Question

The sum of the 4th and the 8th of an AP is 24 and the sum of 6th and 10th is 44.Find the sum of the first five terms of the AP

Answer 1

Solution:-

Let:-

• The 1st term of AP=a
• The common difference=d

Given in 1st case:-

• The sum of 4th and 8th term of AP=24

Formula used:-

• An=a+(n-1)d

==>a+3d+a+7d=24

==>2a+10d=24

• dividing by 2 on both sides

==>a+5d=12-----(i)

Given in 2nd case:-

• The sum of 6th and 10th term of AP=44

==>a+5d+a+9d=44

==>2a+14d=44

• dividing by 2 on both sides

==>a+7d=22-----(ii)

• by solving equation 1 and 2 here

==>a+5d=12

==>a+7d=22

• by solving we get

==>-2d=-10

==>d=5

• putting the value of d=5 in eq 1

==>a+5d=12

==>a+25=12

==>a=12-25

==>a=-13

• Now, find the sum of 5th term of AP

Formula used here,

==>Sn=n/2{2a+(n-1)d}

==>S5=5/2{2×(-13)+(5-1)×5

==>S5=5/2{-26+20}

==>S5=5/2×(-6)

==>S5=-15

Hence,

• The sum of 5th term of AP is -15

Answer 2

It is given that, the sum of the 4th and the 8th of an AP is 24 and the sum of 6th and 10th is 44.

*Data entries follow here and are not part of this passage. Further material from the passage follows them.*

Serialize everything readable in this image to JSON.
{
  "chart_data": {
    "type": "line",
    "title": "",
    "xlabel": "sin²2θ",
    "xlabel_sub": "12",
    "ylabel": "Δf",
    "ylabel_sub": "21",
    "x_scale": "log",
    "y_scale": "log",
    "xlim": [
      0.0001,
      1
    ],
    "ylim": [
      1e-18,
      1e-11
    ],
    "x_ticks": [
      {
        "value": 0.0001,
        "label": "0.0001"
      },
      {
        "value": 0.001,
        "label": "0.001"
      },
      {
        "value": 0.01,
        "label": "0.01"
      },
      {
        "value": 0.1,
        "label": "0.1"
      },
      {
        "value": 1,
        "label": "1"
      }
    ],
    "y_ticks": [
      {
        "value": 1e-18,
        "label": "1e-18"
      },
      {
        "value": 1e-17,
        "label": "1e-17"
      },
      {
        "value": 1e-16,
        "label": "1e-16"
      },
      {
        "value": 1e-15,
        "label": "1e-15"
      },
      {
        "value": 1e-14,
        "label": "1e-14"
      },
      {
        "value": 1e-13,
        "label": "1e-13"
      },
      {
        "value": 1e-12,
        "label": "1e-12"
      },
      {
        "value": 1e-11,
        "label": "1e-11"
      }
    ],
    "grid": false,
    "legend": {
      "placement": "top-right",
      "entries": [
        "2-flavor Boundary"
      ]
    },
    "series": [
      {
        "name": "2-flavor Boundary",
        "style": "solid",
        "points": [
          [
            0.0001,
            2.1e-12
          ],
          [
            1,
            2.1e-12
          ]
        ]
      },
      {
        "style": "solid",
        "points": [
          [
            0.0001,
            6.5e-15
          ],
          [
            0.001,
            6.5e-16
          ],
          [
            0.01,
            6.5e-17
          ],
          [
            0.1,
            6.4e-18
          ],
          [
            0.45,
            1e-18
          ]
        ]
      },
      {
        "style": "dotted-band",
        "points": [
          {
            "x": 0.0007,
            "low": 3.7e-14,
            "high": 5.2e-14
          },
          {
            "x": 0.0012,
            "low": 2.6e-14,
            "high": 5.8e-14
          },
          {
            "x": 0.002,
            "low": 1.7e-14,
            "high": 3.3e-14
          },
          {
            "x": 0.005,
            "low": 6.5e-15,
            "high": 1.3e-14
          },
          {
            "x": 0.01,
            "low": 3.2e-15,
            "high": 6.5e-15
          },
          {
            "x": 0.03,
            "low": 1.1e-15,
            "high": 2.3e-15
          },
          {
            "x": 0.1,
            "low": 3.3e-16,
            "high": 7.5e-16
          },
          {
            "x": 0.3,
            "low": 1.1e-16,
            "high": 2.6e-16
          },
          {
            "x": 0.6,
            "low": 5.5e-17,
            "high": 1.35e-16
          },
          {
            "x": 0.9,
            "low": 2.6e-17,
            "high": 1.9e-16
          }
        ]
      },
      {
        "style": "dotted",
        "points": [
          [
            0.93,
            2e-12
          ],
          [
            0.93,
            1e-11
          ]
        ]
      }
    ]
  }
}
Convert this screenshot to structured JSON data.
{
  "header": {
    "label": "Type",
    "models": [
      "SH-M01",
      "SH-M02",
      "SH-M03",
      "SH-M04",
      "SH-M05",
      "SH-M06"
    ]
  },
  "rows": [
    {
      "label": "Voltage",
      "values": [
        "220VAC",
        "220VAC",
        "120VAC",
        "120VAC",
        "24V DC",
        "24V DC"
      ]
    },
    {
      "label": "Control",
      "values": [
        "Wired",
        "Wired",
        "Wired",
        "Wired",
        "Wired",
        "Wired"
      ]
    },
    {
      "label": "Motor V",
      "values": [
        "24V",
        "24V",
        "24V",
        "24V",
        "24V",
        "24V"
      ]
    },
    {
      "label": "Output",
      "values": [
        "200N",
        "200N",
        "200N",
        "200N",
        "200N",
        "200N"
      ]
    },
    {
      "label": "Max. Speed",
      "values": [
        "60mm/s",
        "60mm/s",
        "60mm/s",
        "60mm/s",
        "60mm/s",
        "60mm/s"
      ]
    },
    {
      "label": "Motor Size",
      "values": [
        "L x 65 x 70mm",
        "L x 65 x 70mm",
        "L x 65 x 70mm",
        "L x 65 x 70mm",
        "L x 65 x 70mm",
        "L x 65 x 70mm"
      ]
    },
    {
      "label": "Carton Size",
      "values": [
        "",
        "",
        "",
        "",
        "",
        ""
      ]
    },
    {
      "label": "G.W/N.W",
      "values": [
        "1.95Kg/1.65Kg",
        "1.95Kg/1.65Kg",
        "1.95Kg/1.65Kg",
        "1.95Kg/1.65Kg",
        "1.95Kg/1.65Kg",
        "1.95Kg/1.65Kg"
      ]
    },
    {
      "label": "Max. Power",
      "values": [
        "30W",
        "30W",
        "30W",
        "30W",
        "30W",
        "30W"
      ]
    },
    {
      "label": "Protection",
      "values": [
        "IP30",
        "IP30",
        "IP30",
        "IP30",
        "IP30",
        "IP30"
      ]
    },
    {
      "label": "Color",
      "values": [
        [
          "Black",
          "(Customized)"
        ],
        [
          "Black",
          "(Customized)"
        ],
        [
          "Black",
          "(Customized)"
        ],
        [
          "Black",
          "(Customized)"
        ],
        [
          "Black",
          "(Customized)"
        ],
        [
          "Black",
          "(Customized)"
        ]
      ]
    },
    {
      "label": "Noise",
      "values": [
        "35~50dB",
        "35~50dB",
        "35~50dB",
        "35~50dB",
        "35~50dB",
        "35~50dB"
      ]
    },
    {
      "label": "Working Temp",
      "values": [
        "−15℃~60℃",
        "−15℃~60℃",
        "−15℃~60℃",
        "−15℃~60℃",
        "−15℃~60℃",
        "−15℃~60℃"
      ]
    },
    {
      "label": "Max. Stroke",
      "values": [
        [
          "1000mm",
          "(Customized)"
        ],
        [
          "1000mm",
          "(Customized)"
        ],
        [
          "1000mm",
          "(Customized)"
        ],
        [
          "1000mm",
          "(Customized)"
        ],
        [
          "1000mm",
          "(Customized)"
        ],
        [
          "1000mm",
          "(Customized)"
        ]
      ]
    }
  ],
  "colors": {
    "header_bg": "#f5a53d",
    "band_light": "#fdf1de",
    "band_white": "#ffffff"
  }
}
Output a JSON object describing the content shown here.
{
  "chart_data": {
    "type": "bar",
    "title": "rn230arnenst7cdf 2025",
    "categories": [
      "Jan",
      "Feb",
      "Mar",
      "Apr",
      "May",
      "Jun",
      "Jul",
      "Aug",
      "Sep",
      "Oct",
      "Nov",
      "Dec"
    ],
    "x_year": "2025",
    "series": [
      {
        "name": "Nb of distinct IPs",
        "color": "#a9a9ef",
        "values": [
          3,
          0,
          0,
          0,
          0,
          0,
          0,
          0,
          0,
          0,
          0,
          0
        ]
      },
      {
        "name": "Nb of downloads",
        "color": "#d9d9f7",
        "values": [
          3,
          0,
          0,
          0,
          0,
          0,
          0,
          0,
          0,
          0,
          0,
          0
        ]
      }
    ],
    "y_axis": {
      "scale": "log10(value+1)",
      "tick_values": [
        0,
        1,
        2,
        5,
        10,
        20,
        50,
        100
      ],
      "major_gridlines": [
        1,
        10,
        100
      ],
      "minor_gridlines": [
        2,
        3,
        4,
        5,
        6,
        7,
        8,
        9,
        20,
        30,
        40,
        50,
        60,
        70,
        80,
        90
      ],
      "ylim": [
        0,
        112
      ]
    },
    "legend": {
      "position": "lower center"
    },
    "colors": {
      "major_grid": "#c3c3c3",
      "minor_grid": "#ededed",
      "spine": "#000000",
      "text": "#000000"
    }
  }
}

We need to find the sum of the first five terms of the AP.

We know that,

$\bold{\displaystyle{\tt{a_n=a+(n-1)d}}}$

So,

$\displaystyle{\tt{a_4=a+3d}}\\\displaystyle{\tt{a_8=a + 7d}}\\\displaystyle{\tt{a_6=a+5d}}\\\displaystyle{\tt{a_{10}=a+9d}}$

A/q,

$\displaystyle{\tt{a_4+a_8=a+3d+a+7d=24}}$

$\displaystyle{\tt{\implies 2a+10d=24}}\\\displaystyle{\tt{\implies a+5d=12}}\\\displaystyle{\tt{\implies a=12-5d}}\:\:\:\:\:\:\:\: \cdots(i)$

and

$\displaystyle{\tt{a_6+a_{10}=a+5d+a+9d=44}}$

$\displaystyle{\tt{\implies 2a+14d=44}}\\\displaystyle{\tt{\implies a+7d=22}}\\\displaystyle{\tt{\implies 12-5d+7d=22}}\:\:\:\:\:\:\:\:\sf{[From\ (i)]}\\\displaystyle{\tt{\implies 12+2d=22}}\\\displaystyle{\tt{\implies d+6=11}}\\\displaystyle{\tt{\implies d=11-6}}\\\boxed{\displaystyle{\tt{\implies d=5}}}$

Putting d = 6 in eq.(i) :-

$\displaystyle{\tt{a=12-5d}}\\\displaystyle{\tt{\implies a=12-5(5)}}\\\displaystyle{\tt{\implies a=12-25}}\\\boxed{\displaystyle{\tt{\implies a=-13}}}$

Now, we know that, the sum of an AP is :-

$\displaystyle{\tt{S=\frac{n}{2}[2a+(n-1)d] }}$

In the AP,

• a = -13

• d = 5

As we have to find the sum of first 5 terms, so n = 5.

$\displaystyle{\tt{\implies S_5=\frac{5}{2}[2\times-13+(5-1)5] }}\\\\\displaystyle{\tt{\implies S_5=\frac{5}{2}[-26+5(4)] }}\\\\\displaystyle{\tt{\implies S_5=\frac{5}{2}(-26+20) }}\\\\\displaystyle{\tt{\implies S_5=\frac{5}{2}\times-6 }}\\\\\displaystyle{\tt{\implies S_5=5\times-3}}\\\\\boxed{\displaystyle{\tt{\implies S_5=-15}}}$

∴ So, the sum of the first 5 terms of the AP is -15.